Ontem, na Gulbenkian…

O quarteto Vermeer ofereceu-nos uma óptima e muito equilibrada execução de três quartetos de cordas.

No quarteto para cordas nº22 K589, Mozart parece, como frequentemente, dizer-nos: “dá-me a mão e vem comigo”. Durante meia hora, sentimos a plenitude de uma criança de 7 anos de mão dada com o Pai, a passear num ambiente perfeitamente familiar, conhecido e reconfortante. É um todo orgânico, perfeitamente integrado, é o génio, pura e simplesmente, a respirar.

O quarteto para cordas nº1 de Leos Janácek é, neste sentido, diametralmente oposto. Janácek larga-nos numa cidade estranha, desconhecida, cuja língua não dominamos e cujas referências desconhecemos: onde nos sentimos, primeiro que tudo, agradavelmente perdidos. E também estrangeiros (como em Camus). Frequentemente, acabamos em vizinhanças esquisitas, talvez mesmo perigosas, onde poderemos mesmo ser assaltados (por muito maus pensamentos). Ainda assim, acabamos o dia com a deliciosa sensação de aventura e descoberta. É o sentimento mágico de vulnerabilidade. Janácek abre-nos a porta de um labirinto e convida-nos a entrar, com um pequeno gesto de mão e sorriso irónico e pequeno, dizendo “E então? Aventuras-te??”. Não nos espera do outro lado, não quer saber como correu. Não lhe interessa. O que se passa dentro do labirinto é uma aventura pessoal. Quase não conheço obras de Janácek (só tinha ouvido umas coisas para piano dispersas), mas sempre com esta sensação. É um compositor a descobrir.

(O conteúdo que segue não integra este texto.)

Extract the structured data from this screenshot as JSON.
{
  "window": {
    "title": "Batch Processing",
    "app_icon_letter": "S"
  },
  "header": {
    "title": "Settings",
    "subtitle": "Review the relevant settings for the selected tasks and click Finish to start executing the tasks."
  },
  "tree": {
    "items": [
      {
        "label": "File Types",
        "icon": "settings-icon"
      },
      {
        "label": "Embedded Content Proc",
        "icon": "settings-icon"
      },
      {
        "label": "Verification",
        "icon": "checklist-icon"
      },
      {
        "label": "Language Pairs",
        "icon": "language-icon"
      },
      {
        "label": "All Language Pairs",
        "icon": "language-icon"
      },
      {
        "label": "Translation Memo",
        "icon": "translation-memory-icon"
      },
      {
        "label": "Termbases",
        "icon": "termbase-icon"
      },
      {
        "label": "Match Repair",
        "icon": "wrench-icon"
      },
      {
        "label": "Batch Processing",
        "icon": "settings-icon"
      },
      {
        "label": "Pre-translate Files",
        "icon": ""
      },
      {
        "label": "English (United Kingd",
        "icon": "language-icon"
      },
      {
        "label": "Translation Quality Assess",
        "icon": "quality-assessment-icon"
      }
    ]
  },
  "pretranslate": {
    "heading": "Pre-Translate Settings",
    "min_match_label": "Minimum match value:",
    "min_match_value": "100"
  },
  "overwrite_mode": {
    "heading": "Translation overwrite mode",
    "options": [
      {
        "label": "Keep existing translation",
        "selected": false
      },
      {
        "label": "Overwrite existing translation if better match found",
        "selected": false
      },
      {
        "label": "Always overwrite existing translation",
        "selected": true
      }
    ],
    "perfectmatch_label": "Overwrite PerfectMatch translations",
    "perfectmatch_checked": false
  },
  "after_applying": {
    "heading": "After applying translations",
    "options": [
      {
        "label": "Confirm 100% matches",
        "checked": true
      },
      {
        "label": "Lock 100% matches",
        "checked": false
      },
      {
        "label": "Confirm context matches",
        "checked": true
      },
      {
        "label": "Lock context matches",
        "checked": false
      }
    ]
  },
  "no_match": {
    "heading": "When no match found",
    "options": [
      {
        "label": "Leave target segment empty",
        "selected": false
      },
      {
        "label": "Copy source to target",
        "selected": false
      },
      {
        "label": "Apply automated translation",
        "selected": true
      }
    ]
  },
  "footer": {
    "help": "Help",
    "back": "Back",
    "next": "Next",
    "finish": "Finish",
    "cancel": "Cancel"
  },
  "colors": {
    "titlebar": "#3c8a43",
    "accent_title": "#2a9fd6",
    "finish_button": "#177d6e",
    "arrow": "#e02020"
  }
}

A segunda parte… Sentamo-nos, já completamente dentro do concerto, e os primeiros sons agarram-nos imediatamente pela garganta e comprimem o nosso estômago. Estamos verdadeiramente na presença de um Mestre. Somos pequenos e estamos em face da maravilha e do Belo. Sim, esse mesmo, o da caverna. Espreita lentamente, e sai cá para fora. É sublime e é mágico. O Quarteto para Cordas N.º 15, em Lá menor, op. 132, de Beethoven, é contaminado pelo carácter testamentário das suas últimas obras. É um legado. Beethoven é grande, é muito grande, é o Maior.

Mal o Renato me ensine, deixarei aqui um excerto.